Objective stock analysis focused on quality compounders for long-term investors.

My Investing Philosophy

Long-term ownership of quality compounders—businesses that can reinvest at high returns and grow free cash flow predictably.

My edge as an individual investor is the ability to hold exceptional businesses through cycles. I focus on owning durable, easy-to-understand companies run by disciplined capital allocators and buying them at reasonable prices. The framework is simple: Quality → Risk → Price.

My philosophy centers on harnessing compounding through long-term ownership. I achieve this by investing in quality companies — those with strong competitive positioning and limited competition, driving wide moats, predictable cash flows, and management teams that allocate capital intelligently. These are businesses that compound through reinvestment at high returns on invested capital and grow intrinsic value year after year.

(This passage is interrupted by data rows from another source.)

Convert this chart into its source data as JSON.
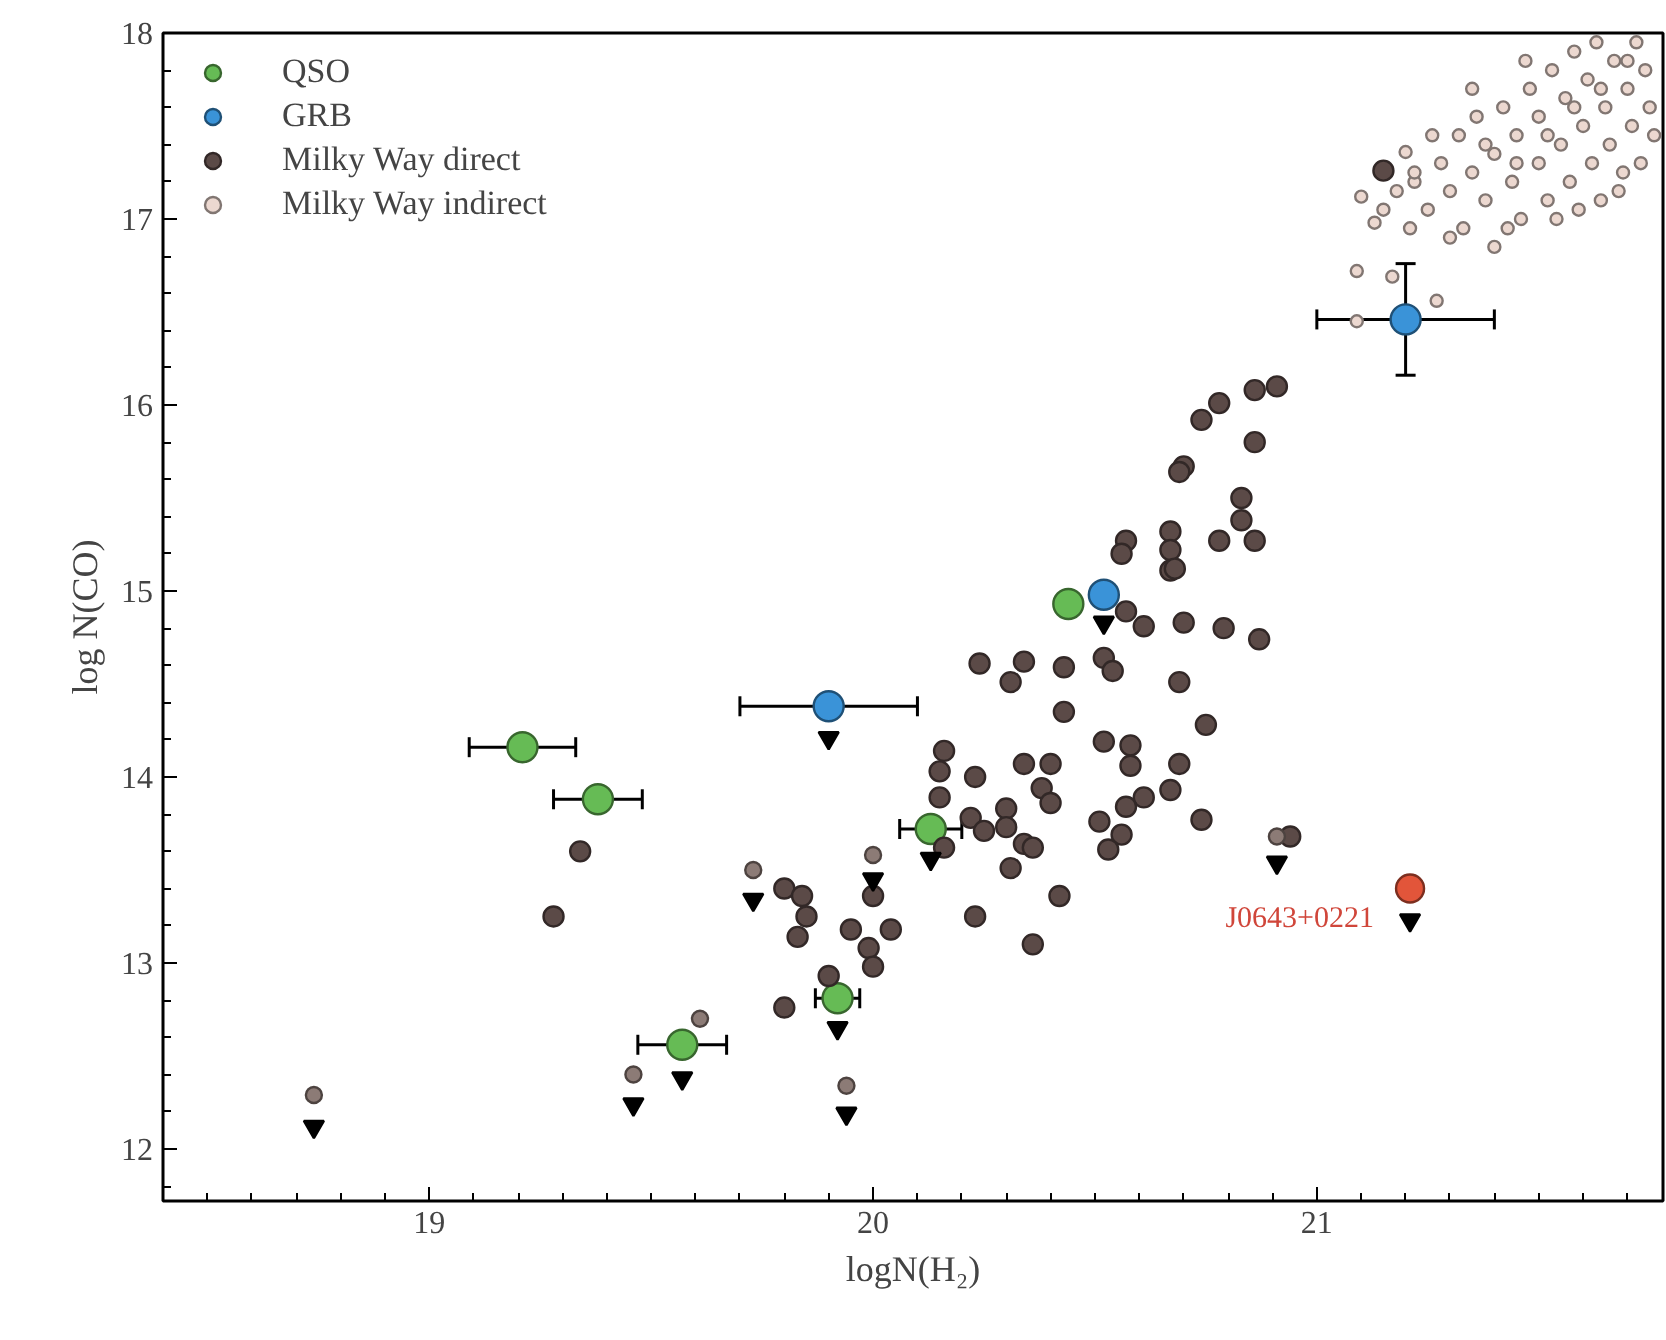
{
  "chart_data": {
    "type": "scatter",
    "xlabel": "logN(H₂)",
    "ylabel": "log N(CO)",
    "xlim": [
      18.4,
      21.78
    ],
    "ylim": [
      11.72,
      18.0
    ],
    "xticks": [
      19,
      20,
      21
    ],
    "yticks": [
      12,
      13,
      14,
      15,
      16,
      17,
      18
    ],
    "grid": false,
    "legend": "top left",
    "marker": "circle",
    "annotations": [
      {
        "text": "J0643+0221",
        "x": 21.21,
        "y": 13.4
      }
    ],
    "series": [
      {
        "name": "QSO",
        "color": "#66bb55",
        "x": [
          19.21,
          19.38,
          19.57,
          19.92,
          20.13,
          20.44
        ],
        "values": [
          14.16,
          13.88,
          12.56,
          12.81,
          13.72,
          14.93
        ],
        "xerrors": [
          0.12,
          0.1,
          0.1,
          0.05,
          0.07,
          null
        ]
      },
      {
        "name": "GRB",
        "color": "#3a93d8",
        "x": [
          19.9,
          20.52,
          21.2
        ],
        "values": [
          14.38,
          14.98,
          16.46
        ],
        "xerrors": [
          0.2,
          null,
          0.2
        ],
        "errors": [
          null,
          null,
          0.3
        ]
      },
      {
        "name": "Milky Way direct",
        "color": "#5b4a47",
        "x": [
          19.34,
          19.28,
          19.8,
          19.84,
          19.85,
          19.83,
          19.8,
          19.9,
          19.95,
          19.99,
          20.0,
          20.04,
          20.0,
          20.24,
          20.34,
          20.31,
          20.43,
          20.43,
          20.52,
          20.54,
          20.69,
          20.75,
          20.87,
          20.79,
          20.7,
          20.61,
          20.57,
          20.16,
          20.15,
          20.23,
          20.15,
          20.34,
          20.4,
          20.38,
          20.4,
          20.52,
          20.58,
          20.58,
          20.69,
          20.67,
          20.61,
          20.57,
          20.51,
          20.56,
          20.53,
          20.74,
          20.22,
          20.25,
          20.3,
          20.3,
          20.34,
          20.36,
          20.31,
          20.16,
          20.42,
          20.23,
          20.36,
          20.94,
          20.67,
          21.15,
          20.78,
          20.74,
          20.86,
          20.91,
          20.86,
          20.7,
          20.69,
          20.83,
          20.83,
          20.86,
          20.78,
          20.67,
          20.67,
          20.68,
          20.57,
          20.56
        ],
        "values": [
          13.6,
          13.25,
          13.4,
          13.36,
          13.25,
          13.14,
          12.76,
          12.93,
          13.18,
          13.08,
          12.98,
          13.18,
          13.36,
          14.61,
          14.62,
          14.51,
          14.59,
          14.35,
          14.64,
          14.57,
          14.51,
          14.28,
          14.74,
          14.8,
          14.83,
          14.81,
          14.89,
          14.14,
          14.03,
          14.0,
          13.89,
          14.07,
          14.07,
          13.94,
          13.86,
          14.19,
          14.17,
          14.06,
          14.07,
          13.93,
          13.89,
          13.84,
          13.76,
          13.69,
          13.61,
          13.77,
          13.78,
          13.71,
          13.83,
          13.73,
          13.64,
          13.62,
          13.51,
          13.62,
          13.36,
          13.25,
          13.1,
          13.68,
          15.11,
          17.26,
          16.01,
          15.92,
          16.08,
          16.1,
          15.8,
          15.67,
          15.64,
          15.5,
          15.38,
          15.27,
          15.27,
          15.32,
          15.22,
          15.12,
          15.27,
          15.2
        ]
      },
      {
        "name": "Milky Way indirect",
        "color": "#ecd8d0",
        "x": [
          21.1,
          21.2,
          21.21,
          21.09,
          21.17,
          21.09,
          21.27,
          21.15,
          21.18,
          21.22,
          21.25,
          21.28,
          21.3,
          21.32,
          21.33,
          21.35,
          21.36,
          21.38,
          21.4,
          21.4,
          21.42,
          21.44,
          21.45,
          21.46,
          21.48,
          21.5,
          21.5,
          21.52,
          21.53,
          21.55,
          21.56,
          21.57,
          21.58,
          21.6,
          21.61,
          21.62,
          21.63,
          21.65,
          21.66,
          21.67,
          21.68,
          21.7,
          21.71,
          21.72,
          21.73,
          21.74,
          21.75,
          21.76,
          21.26,
          21.3,
          21.35,
          21.43,
          21.47,
          21.54,
          21.59,
          21.64,
          21.69,
          21.38,
          21.45,
          21.52,
          21.58,
          21.64,
          21.7,
          21.22,
          21.13
        ],
        "values": [
          17.12,
          17.36,
          16.95,
          16.72,
          16.69,
          16.45,
          16.56,
          17.05,
          17.15,
          17.2,
          17.05,
          17.3,
          17.15,
          17.45,
          16.95,
          17.25,
          17.55,
          17.1,
          17.35,
          16.85,
          17.6,
          17.2,
          17.45,
          17.0,
          17.7,
          17.3,
          17.55,
          17.1,
          17.8,
          17.4,
          17.65,
          17.2,
          17.9,
          17.5,
          17.75,
          17.3,
          17.95,
          17.6,
          17.4,
          17.85,
          17.15,
          17.7,
          17.5,
          17.95,
          17.3,
          17.8,
          17.6,
          17.45,
          17.45,
          16.9,
          17.7,
          16.95,
          17.85,
          17.0,
          17.05,
          17.1,
          17.25,
          17.4,
          17.3,
          17.45,
          17.6,
          17.7,
          17.85,
          17.25,
          16.98
        ]
      },
      {
        "color": "#8c7b76",
        "x": [
          18.74,
          19.46,
          19.61,
          19.73,
          19.94,
          20.0,
          20.91
        ],
        "values": [
          12.29,
          12.4,
          12.7,
          13.5,
          12.34,
          13.58,
          13.68
        ]
      },
      {
        "color": "#e2553a",
        "x": [
          21.21
        ],
        "values": [
          13.4
        ]
      },
      {
        "color": "#000000",
        "marker": "triangle",
        "x": [
          18.74,
          19.46,
          19.57,
          19.73,
          19.92,
          19.94,
          20.0,
          20.13,
          19.9,
          20.52,
          20.91,
          21.21
        ],
        "values": [
          12.12,
          12.24,
          12.38,
          13.34,
          12.65,
          12.19,
          13.45,
          13.56,
          14.21,
          14.83,
          13.54,
          13.23
        ]
      }
    ]
  }
}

My conviction lies in a thesis-driven approach. Every investment begins with a clear, testable story about how the business compounds value and what could break that story. When the thesis changes, my conviction does too.

why this works

“Compounding works best when you don’t interrupt it.” — Charlie Munger

How I Pick Stocks

What makes a real compounder

Here is the cycle I am to capitalize on as an investors in quality compounders: strong, predictable cash flow → reinvested at high returns → drives free cash flow growth.

Capital allocation

For compounders, how management allocates capital matters more than how much it earns. The best businesses use cash to extend their compounding engine as opposed to chase growth for the sake of growth.

Use of cash

Avoid

“The best business is one that can deploy large amounts of incremental capital at very high returns.” — Torkell Eide, Quality Investing

Risk first

What can break the thesis?

Risk does not come from volatility. It comes from uncertainty about the forces that can break that thesis.  I always ask: what could derail this company’s ability to keep compounding?

Competitive Risks

Structural and Company-specific Risks

“You don’t have to predict — you have to prepare.” — Howard Marks

price matters

How I value a business

While I start with quality, valuation ultimately determines returns. It tests whether the market’s expectations align with a company’s long-term fundamentals.


I want to buy quality when expectations are reasonable. This means valuation that reflects durable economics, not temporary enthusiasm. Quality compounders with high ROIC, steady free cash flow growth, and disciplined capital allocation deserve a premium, but just not one that assumes nothing can go wrong.

I look at valuation through two lenses — relative valuation and intrinsic value — while acknowledging the limitations of both methods.

“Valuation is the bridge between story and numbers” — Aswath Damodaran

Sell Discipline

When I sell

As long-term investors, decisions to sell are provoked, generally, by the thesis breaking. Everything else is just noise.


If a great company looks expensive, I usually hold rather than add, and let the business grow into its valuation. Selling simply because a stock has risen often means interrupting compounding. 


For a deeper look at how I make sell decisions, see When to Sell a Stock: How a Clear Thesis Guides Every Decision.

“When we own portions of outstanding businesses with outstanding managements, our favorite holding period is forever.” — Warren Buffett

final thought

This philosophy has been shaped by experience, mistakes, and new insights over time. Investing is a process of continuous learning. And so, I have no doubt that this document will evolve as I learn and grow as an investor. 

Similarly, I do not expect every idea or analysis as a result of this framework to go perfectly. Even the best businesses change in ways investors cannot always predict. 

The core idea, though, remains constant: long-term ownership of quality companies that compound value through disciplined execution. Frameworks evolve, markets change, but that principle endures.